The third night was the celebration night. I’m not gonna make excuses for Trey busting his load early in nearly every song during the second set, but I’ll say that after the two nights before, he’s allowed to do what he wants. I’ll also say that it’s still a very interesting and fun set–the entire set was laced with a Crosseyed and Painless theme.
The blazing Crosseyed sunk into soupy darkness before segueing perfectly into a ripping No Quarter. Timber finally appeared after teasing us at the end of Waves two nights earlier. The short Timber morphed into an interesting, albeit short, Tweezer that included another Dave’s Energy Guide tease (this time from Page).

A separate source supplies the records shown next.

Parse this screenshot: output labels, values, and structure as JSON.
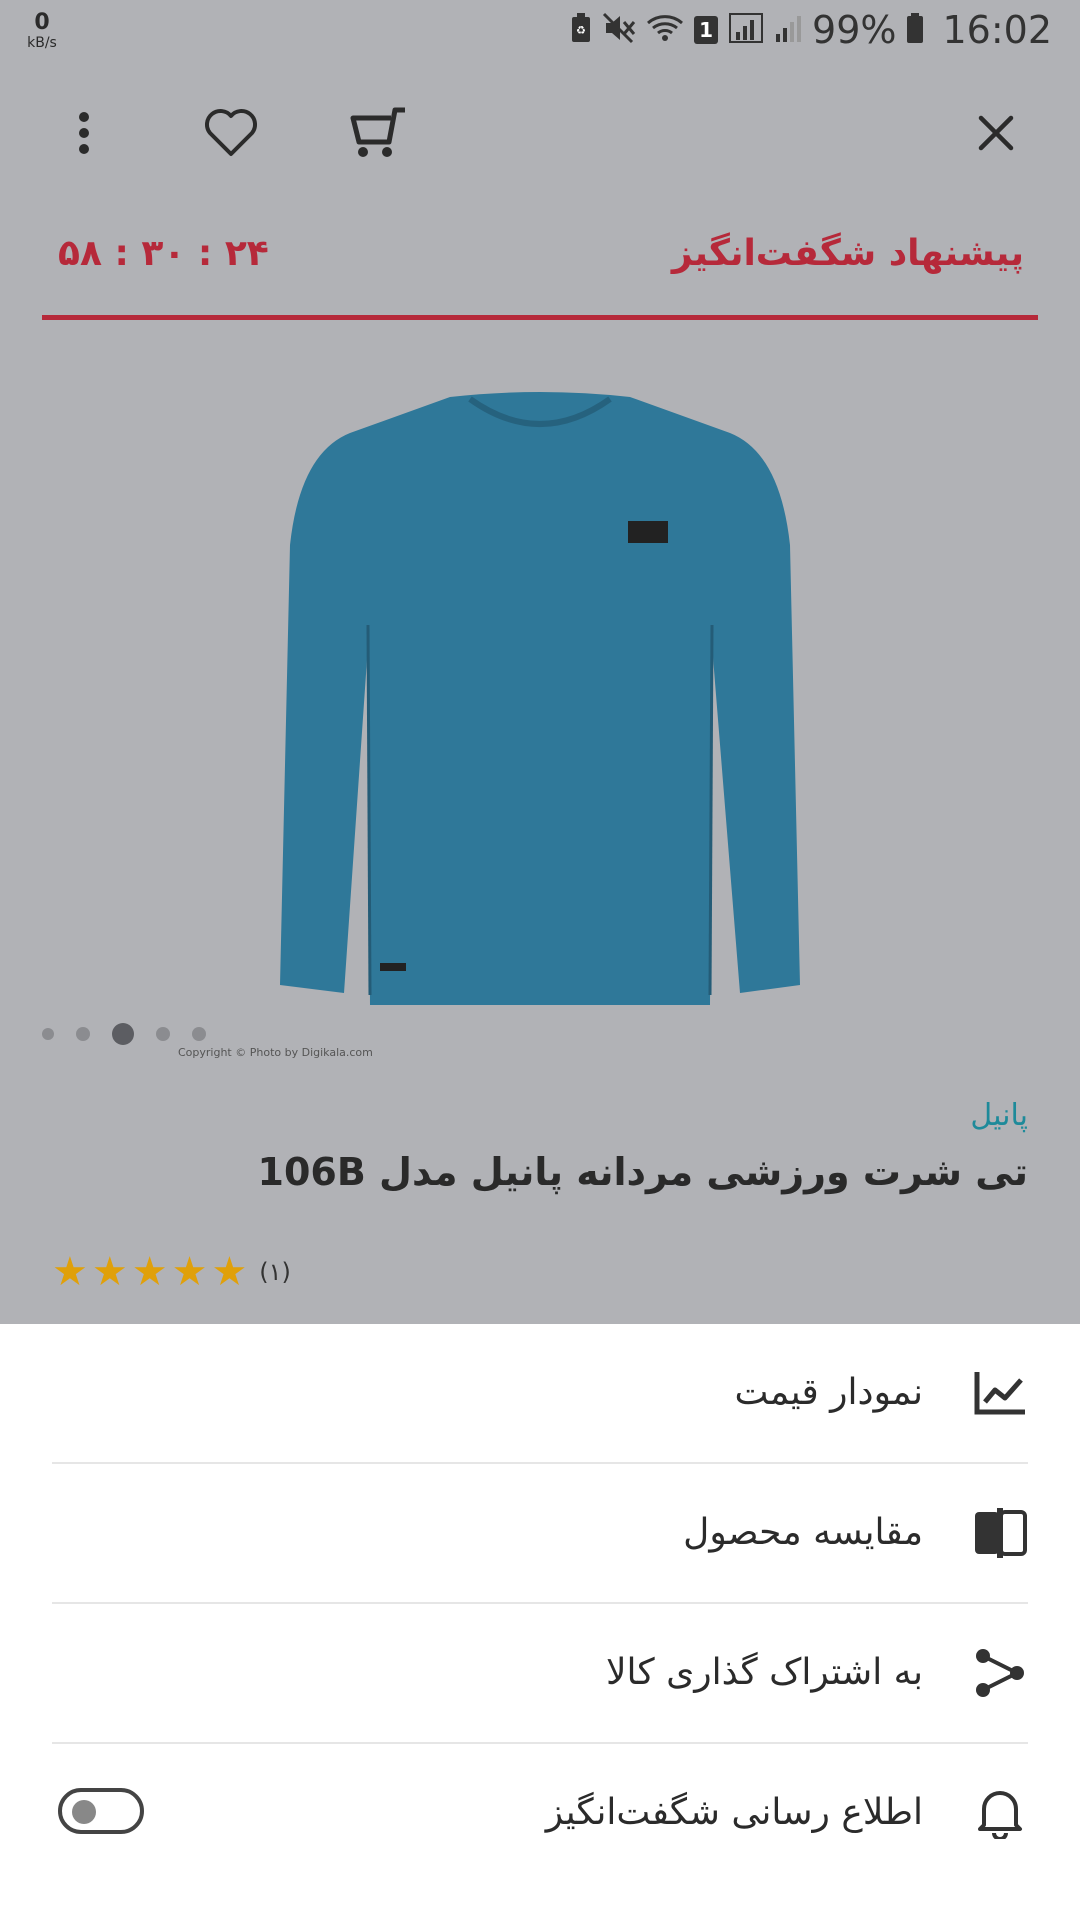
{
  "status_bar": {
    "speed_value": "0",
    "speed_unit": "kB/s",
    "sim_badge": "1",
    "battery_percent": "99%",
    "time": "16:02"
  },
  "toolbar": {
    "close_icon": "close-icon",
    "cart_icon": "cart-icon",
    "favorite_icon": "heart-icon",
    "more_icon": "more-vertical-icon"
  },
  "deal": {
    "title": "پیشنهاد شگفت‌انگیز",
    "timer": "۵۸ : ۳۰ : ۲۴"
  },
  "gallery": {
    "image_count": 5,
    "active_index": 2,
    "copyright": "Copyright © Photo by Digikala.com",
    "product_color": "#2f7899"
  },
  "product": {
    "brand": "پانیل",
    "title": "تی شرت ورزشی مردانه پانیل مدل 106B",
    "rating_stars": 5,
    "rating_count": "(۱)"
  },
  "menu": {
    "items": [
      {
        "label": "نمودار قیمت",
        "icon": "price-chart-icon"
      },
      {
        "label": "مقایسه محصول",
        "icon": "compare-icon"
      },
      {
        "label": "به اشتراک گذاری کالا",
        "icon": "share-icon"
      },
      {
        "label": "اطلاع رسانی شگفت‌انگیز",
        "icon": "bell-icon",
        "toggle": false
      }
    ]
  },
  "colors": {
    "accent_red": "#b6293a",
    "brand_teal": "#1e8a9a",
    "star_gold": "#e0a00a"
  }
}
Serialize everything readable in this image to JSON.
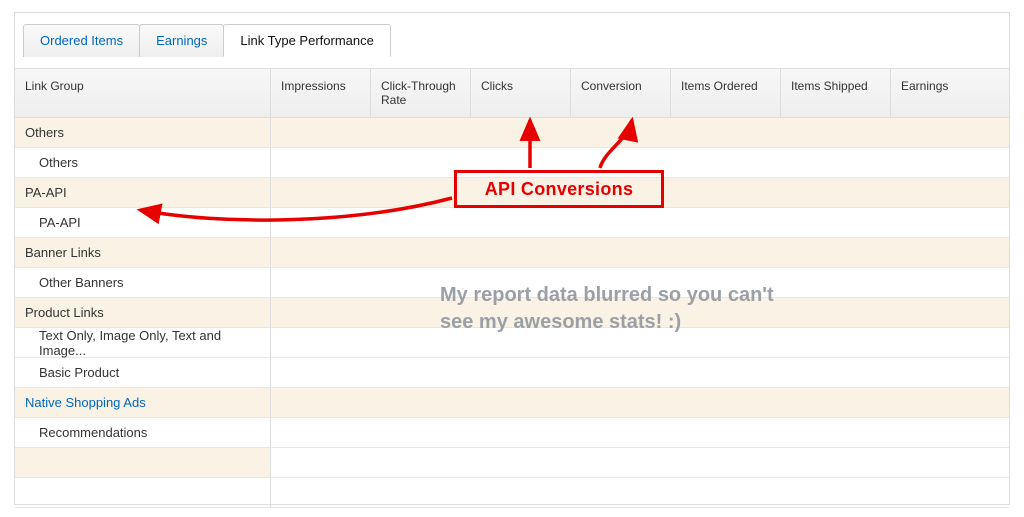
{
  "tabs": {
    "ordered_items": "Ordered Items",
    "earnings": "Earnings",
    "link_type_performance": "Link Type Performance"
  },
  "columns": {
    "link_group": "Link Group",
    "impressions": "Impressions",
    "ctr": "Click-Through Rate",
    "clicks": "Clicks",
    "conversion": "Conversion",
    "items_ordered": "Items Ordered",
    "items_shipped": "Items Shipped",
    "earnings": "Earnings"
  },
  "rows": [
    {
      "type": "group",
      "label": "Others"
    },
    {
      "type": "child",
      "label": "Others"
    },
    {
      "type": "group",
      "label": "PA-API"
    },
    {
      "type": "child",
      "label": "PA-API"
    },
    {
      "type": "group",
      "label": "Banner Links"
    },
    {
      "type": "child",
      "label": "Other Banners"
    },
    {
      "type": "group",
      "label": "Product Links"
    },
    {
      "type": "child",
      "label": "Text Only, Image Only, Text and Image..."
    },
    {
      "type": "child",
      "label": "Basic Product"
    },
    {
      "type": "grouplink",
      "label": "Native Shopping Ads"
    },
    {
      "type": "child",
      "label": "Recommendations"
    },
    {
      "type": "empty",
      "label": ""
    },
    {
      "type": "plain",
      "label": ""
    }
  ],
  "annotation": {
    "box_label": "API Conversions",
    "blurb": "My report data blurred so you can't see my awesome stats! :)"
  }
}
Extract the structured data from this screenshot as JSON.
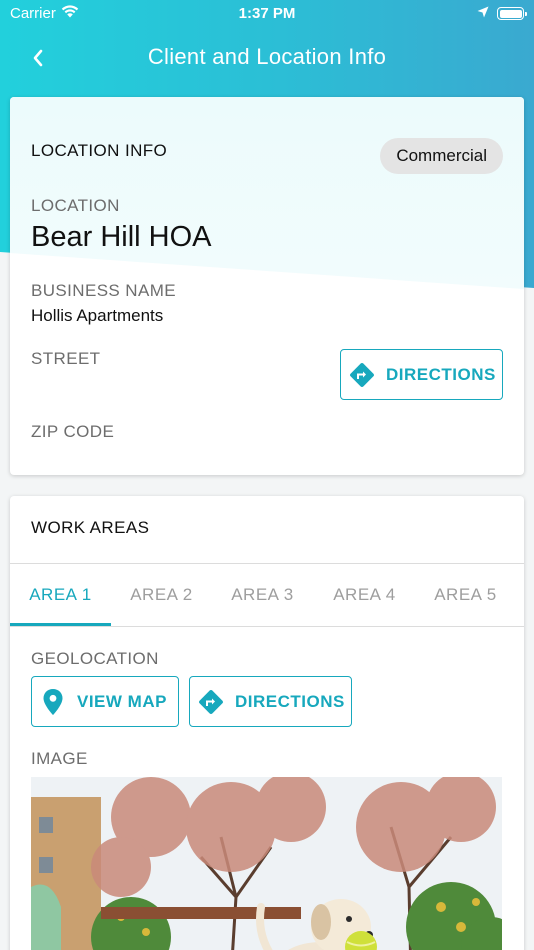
{
  "status_bar": {
    "carrier": "Carrier",
    "time": "1:37 PM"
  },
  "nav": {
    "title": "Client and Location Info"
  },
  "location_card": {
    "section_title": "LOCATION INFO",
    "type_chip": "Commercial",
    "location_label": "LOCATION",
    "location_value": "Bear Hill HOA",
    "business_label": "BUSINESS NAME",
    "business_value": "Hollis Apartments",
    "street_label": "STREET",
    "directions_label": "DIRECTIONS",
    "zip_label": "ZIP CODE"
  },
  "work_areas_card": {
    "section_title": "WORK AREAS",
    "tabs": [
      "AREA 1",
      "AREA 2",
      "AREA 3",
      "AREA 4",
      "AREA 5"
    ],
    "active_tab": 0,
    "geolocation_label": "GEOLOCATION",
    "view_map_label": "VIEW MAP",
    "directions_label": "DIRECTIONS",
    "image_label": "IMAGE"
  },
  "colors": {
    "accent": "#17a8bd",
    "header_gradient_start": "#22d0dc",
    "header_gradient_end": "#3aa9d0"
  },
  "icons": [
    "wifi-icon",
    "location-arrow-icon",
    "battery-icon",
    "back-chevron-icon",
    "directions-icon",
    "map-pin-icon"
  ]
}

Phish Net claims there was a Tweezer Reprise tease from Trey, but I’m having trouble finding what they’re talking about. The spaztic rendition of Piper reprised the Crosseyed theme by both teasing and quoting before sinking into a funky jam.
My one big problem with the entire run was the fact that Trey felt the need to play Ghost. I get the nine-minute Tweezer and the five-minute Caspian, but a three-minute Ghost?! Literally, there was no jam–not even as long as the album version. As Guy Forget said in his review of the show, “If the narration is the key to Forbin’s specialness, the jam is the key to Ghost’s very existence. No one cheers for Ghost because they want to experience the lyrics in a live setting.” However, if the only problem with a run of three shows is the fact that they played Ghost, I think it was a pretty damn successful outing.
Nevertheless, the Ghost “jam” moved into Makisupa. After two nights of serious music, we finally got a dose of silliness with Trey referring to some old artists with newfound 420-friendly names (Dank Sinatra, Harry Chronic Jr., etc.) and taking us to both Page’s and Cactus’ houses. After an interesting Sleep > Buffalo Bill combo and a botched Golgi, Charcacter Zero took us right back into the Crosseyed Theme. Like Blossom’s Zero reprised the Possum from earlier in the set, this one did it with Crosseyed–awesome stuff. I love how they’ve been playing the song all summer The set-closing ‘Lope was laced with more Crosseyed teases and even takes us to Fish’s house at the end. It doesn’t stop there; during Trey’s part in the Funky Bitch encore, he lets Crosseyed quickly surface again–and again in Tweeprise, which reminds me of the Meatprize from 10/23/2010 in Amherst.
Although there are many highlights (all of which can’t be touched upon in the effort of keeping this article somewhat brief), this run wasn’t about any specific highlights; this run was about the attitude the band took the stage with. It’s about the fact that they (yes, mainly Trey) chose to, although cliché, surrender to the flow and let the music just play them. I ask you to try and find a 3.0 set that shines with as much musical character as the second set of night one does. I beg you to find a 3.0 jam that is more impressive than Down with Disease -> Twist (I already brought up Pine Knob DwD -> Fluffhead).
I know this article will probably generate a lot of disagreeing points of view–I expect that with a title so bold–but I look forward to discussing how this run stacks up to other shows with you guys.